Cruise Trivia: Where do these unusual cats live
The words on the sign are very clear: “Please do not sit on furniture.”
And yet there he was. Sprawled on his back with his feet propped against the brocaded fabric, he was snoozing away on the antique settee. Or maybe the offender was a she.
Whatever, the napping cat doesn’t have to read the signs or pay attention to them. These cats are special and they are pretty much allowed to do what they want.
So, my question is where do these cats live and why are they unusual?
Hint: A man named “Papa” got his first cat because he considered her lucky. The brood just seemed to grow from there.
Don’t look at the answer below until you have formulated your response. If you are correct, maybe you visited this popular destination. It was part of my Carnival Magic cruise.
If you don’t know the answer, might want to book a Carnival cruise and hear the amazing story of these felines and the man who loved them.
The pampered cats live in the Ernest Hemingway Home & Museum in Key West, Florida. As for what makes them unusual is their six toes.
“They are special cats and as many people probably come to see them as to see the place where Ernest Hemingway used to live and write,” says Dave Horowitz, museum tour guide.
Hemingway lived and wrote here for more than 10 years, the most prolific period of the Nobel Prize winner’s writing career.
Among the works he wrote at his Key West home are “A Farewell to Arms,” “To Have and Have Not,” “The Snows of Kilimanjaro,” “The Short Happy Life of Francis Macomber” and more.
His home is now a museum but looks as though he has just stepped out for a drink. The round wooden desk where Hemingway typed his famous works on an old typewriter seems awaiting his touch.
The swimming pool that he and his former wife Pauline built was not only an architectural marvel, it was also a major bone of contention between the spouses. Constructed in 1938, the in-ground pool was so expensive, tour guide Dave says, that Hemingway became more and more exasperated.
One day, Hemingway took a penny from his pocket and threw it on the half-built flagstone pool patio, bellowing, “Pauline, you’ve spent all but my last penny so you might as well have that.”
The penny is now embedded in cement at the north end of the pool.
During my tour, I saw one of the cats sound asleep on Hemingway’s bed. Another was curled up atop a rain gutter on the roof of Hemingway’s writing studio, the cat’s head resting against a light fixture. Seemingly unafraid of heights, the cat’s legs were dangling over his high-up perch.
The 57 Hemingway cats are mostly descendants from an original ancestor named Snow White. The unusual six-toed cat was given to Hemingway from ship captain Harold Dexter. Seafaring legend has it that polydactyl cats (those with extra toes) bring a bounty of good luck.
“Hemingway was a very superstitious man,” Dave says. “He believed he needed all the good luck he could get. He was fascinated with the ship captain’s six-toed cat named Snowball. So the captain gave him a six-toed cat from Snowball’s litter.”
And, as Hemingway wisely wrote, “One cat just leads to another.”
Hemingway cats live pampered lives
The Hemingway cats themselves seem to be quite lucky. “They have really good care here,” Dave says. “The vet comes to check on them … Our cats have an average life span of 18 to 21 years.”

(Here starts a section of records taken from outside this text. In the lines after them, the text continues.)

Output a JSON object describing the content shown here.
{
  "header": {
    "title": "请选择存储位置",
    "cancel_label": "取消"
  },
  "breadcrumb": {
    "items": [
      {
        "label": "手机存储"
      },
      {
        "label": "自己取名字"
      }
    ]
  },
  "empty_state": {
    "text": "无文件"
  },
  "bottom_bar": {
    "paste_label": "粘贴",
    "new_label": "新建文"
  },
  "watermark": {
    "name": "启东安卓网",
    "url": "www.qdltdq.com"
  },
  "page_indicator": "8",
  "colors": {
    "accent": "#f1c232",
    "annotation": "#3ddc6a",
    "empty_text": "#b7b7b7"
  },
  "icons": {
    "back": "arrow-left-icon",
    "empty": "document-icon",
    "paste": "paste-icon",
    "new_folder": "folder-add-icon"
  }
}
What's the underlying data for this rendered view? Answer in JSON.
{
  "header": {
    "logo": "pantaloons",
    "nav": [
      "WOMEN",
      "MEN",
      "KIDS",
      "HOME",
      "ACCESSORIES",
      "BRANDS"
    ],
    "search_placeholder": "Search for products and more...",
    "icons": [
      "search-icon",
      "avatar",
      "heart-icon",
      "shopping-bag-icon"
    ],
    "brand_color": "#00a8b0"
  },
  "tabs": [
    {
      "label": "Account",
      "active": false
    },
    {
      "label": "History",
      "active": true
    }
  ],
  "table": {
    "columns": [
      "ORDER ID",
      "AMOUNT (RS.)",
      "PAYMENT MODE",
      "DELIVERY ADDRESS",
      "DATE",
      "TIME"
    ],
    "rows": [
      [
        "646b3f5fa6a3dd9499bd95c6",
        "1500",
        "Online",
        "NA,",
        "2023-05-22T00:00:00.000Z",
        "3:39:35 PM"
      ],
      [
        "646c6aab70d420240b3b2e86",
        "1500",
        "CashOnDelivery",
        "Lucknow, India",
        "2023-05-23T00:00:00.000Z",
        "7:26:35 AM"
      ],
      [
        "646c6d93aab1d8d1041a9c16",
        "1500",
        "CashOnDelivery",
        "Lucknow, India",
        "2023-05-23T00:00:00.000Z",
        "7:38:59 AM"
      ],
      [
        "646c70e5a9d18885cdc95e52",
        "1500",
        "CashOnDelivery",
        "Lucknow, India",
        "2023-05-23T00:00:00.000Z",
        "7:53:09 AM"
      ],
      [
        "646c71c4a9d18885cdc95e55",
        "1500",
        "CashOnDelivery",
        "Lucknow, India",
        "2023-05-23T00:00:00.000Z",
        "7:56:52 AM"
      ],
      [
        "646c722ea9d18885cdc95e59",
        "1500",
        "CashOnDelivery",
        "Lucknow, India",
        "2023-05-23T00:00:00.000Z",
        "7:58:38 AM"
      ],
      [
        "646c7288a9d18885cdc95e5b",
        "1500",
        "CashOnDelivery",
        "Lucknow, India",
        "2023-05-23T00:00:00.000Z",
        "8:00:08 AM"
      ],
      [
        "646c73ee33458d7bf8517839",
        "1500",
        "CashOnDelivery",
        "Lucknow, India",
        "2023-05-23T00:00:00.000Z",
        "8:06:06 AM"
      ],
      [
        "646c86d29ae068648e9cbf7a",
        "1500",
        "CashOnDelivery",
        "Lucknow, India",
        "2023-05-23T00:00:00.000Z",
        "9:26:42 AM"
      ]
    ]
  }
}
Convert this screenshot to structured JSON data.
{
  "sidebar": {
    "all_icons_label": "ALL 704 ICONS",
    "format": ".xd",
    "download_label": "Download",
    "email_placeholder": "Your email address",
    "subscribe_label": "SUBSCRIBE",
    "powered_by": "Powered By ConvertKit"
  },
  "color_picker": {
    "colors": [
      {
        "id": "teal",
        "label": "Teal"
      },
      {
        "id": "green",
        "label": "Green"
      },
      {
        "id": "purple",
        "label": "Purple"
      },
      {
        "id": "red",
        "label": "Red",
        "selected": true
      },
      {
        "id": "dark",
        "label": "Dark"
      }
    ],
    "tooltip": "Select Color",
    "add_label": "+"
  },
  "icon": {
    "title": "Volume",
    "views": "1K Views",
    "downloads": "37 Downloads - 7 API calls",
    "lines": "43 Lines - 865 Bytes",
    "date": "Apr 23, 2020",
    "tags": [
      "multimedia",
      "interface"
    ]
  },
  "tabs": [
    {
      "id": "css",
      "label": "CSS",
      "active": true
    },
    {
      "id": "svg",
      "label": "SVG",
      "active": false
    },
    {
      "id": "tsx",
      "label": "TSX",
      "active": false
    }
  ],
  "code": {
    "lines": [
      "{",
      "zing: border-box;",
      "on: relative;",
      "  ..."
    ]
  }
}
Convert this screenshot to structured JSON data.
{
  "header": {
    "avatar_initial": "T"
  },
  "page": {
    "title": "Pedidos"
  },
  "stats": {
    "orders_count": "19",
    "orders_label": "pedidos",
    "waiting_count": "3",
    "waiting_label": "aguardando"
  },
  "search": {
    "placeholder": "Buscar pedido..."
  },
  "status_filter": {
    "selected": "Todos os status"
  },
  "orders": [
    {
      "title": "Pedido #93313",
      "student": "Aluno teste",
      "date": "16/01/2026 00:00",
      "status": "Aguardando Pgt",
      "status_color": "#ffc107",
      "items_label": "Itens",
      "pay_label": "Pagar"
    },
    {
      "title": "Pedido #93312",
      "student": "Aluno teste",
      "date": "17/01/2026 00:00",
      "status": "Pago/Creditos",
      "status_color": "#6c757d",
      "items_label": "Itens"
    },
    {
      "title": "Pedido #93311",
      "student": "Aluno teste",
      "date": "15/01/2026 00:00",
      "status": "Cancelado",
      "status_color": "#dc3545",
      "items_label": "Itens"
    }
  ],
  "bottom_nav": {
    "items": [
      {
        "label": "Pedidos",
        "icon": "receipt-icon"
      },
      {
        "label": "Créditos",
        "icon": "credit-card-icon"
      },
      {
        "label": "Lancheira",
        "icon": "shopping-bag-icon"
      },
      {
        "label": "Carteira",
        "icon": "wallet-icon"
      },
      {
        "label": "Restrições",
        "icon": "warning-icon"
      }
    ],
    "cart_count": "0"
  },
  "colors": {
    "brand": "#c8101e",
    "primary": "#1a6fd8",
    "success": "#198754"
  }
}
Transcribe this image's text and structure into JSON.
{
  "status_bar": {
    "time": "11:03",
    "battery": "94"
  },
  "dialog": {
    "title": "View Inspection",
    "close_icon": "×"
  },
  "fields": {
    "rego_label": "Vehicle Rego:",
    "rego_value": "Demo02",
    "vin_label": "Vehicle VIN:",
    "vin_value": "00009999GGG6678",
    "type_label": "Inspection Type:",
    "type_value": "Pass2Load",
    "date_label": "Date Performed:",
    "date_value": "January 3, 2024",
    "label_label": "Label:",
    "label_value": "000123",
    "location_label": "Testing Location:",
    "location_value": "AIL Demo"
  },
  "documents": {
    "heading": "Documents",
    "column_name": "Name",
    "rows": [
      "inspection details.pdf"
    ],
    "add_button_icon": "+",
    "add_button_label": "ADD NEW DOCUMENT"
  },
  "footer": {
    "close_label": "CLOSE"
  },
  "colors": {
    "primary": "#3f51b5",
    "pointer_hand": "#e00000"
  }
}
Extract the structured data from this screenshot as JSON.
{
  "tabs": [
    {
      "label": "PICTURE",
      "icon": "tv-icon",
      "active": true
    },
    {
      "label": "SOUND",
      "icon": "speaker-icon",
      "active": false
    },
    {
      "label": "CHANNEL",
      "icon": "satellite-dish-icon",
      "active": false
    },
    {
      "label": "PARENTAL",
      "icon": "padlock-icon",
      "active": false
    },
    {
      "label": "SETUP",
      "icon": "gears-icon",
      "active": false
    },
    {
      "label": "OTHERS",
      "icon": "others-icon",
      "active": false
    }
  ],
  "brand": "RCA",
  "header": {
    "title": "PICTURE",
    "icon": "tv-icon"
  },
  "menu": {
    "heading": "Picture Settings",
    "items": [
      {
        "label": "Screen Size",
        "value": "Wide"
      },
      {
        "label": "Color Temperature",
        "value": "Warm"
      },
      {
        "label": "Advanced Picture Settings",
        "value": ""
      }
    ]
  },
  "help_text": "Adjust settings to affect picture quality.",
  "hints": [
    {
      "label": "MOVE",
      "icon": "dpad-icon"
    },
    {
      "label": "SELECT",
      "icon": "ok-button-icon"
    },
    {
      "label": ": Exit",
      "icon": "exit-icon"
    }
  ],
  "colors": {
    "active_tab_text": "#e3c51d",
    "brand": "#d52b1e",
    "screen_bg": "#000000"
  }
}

The Hemingway tradition of naming cats after famous people has continued and the cats respond to their unique names. Some of the monikers include Marilyn Monroe, John Wayne, Errol Flynn, Jimmy Stewart, Mark Twain, Pablo Picasso, Sophia Loren, Joan Crawford and Mr. Bette Davis. This is Key West, after all.
Cats normally have five front toes and four back ones. Not all the cats at the Hemingway House have six toes but they all carry the physical polydactyl gene in their DNA which means they can father or mother six-toed kittens. Most of the cats have extra toes on their front feet and sometimes on their back feet as well.
“About half of our cats have six toes, 32 of them in total,” Dave says. “But they all carry that gene.”
Although the yard is fenced with a brick wall (Hemingway got tired of prying eyes when he became famous) and cat secure, the cats could come and go if they wanted.
“They have no reason to leave,” Dave says. “They have everything they could want right here.”
Cats are very territorial. Not only do they want to stay in their home, they also want to keep other non-Hemingway cats out. When a resident cat sounds the alarm that an intruder is on the premises, caretakers make sure the new cat is caught and escorted outside as soon as possible.
It’s not that the cats are unfriendly, they just know who belongs here and who doesn’t. As for friendliness, the cats have grown from birth being super socialized so they can deal with all the attention they get from visitors. The only house rule is “Don’t pick up a cat.”
Makes sense. The cuddly critters would probably be held all day long by visitors if caretakers didn’t enforce that rule.
When their time on earth is done, the Hemingway cats have a forever home in a special cat cemetery on the property. Residents who have crossed the Rainbow Bridge are commemorated with a plot and name plaque so their memories live on.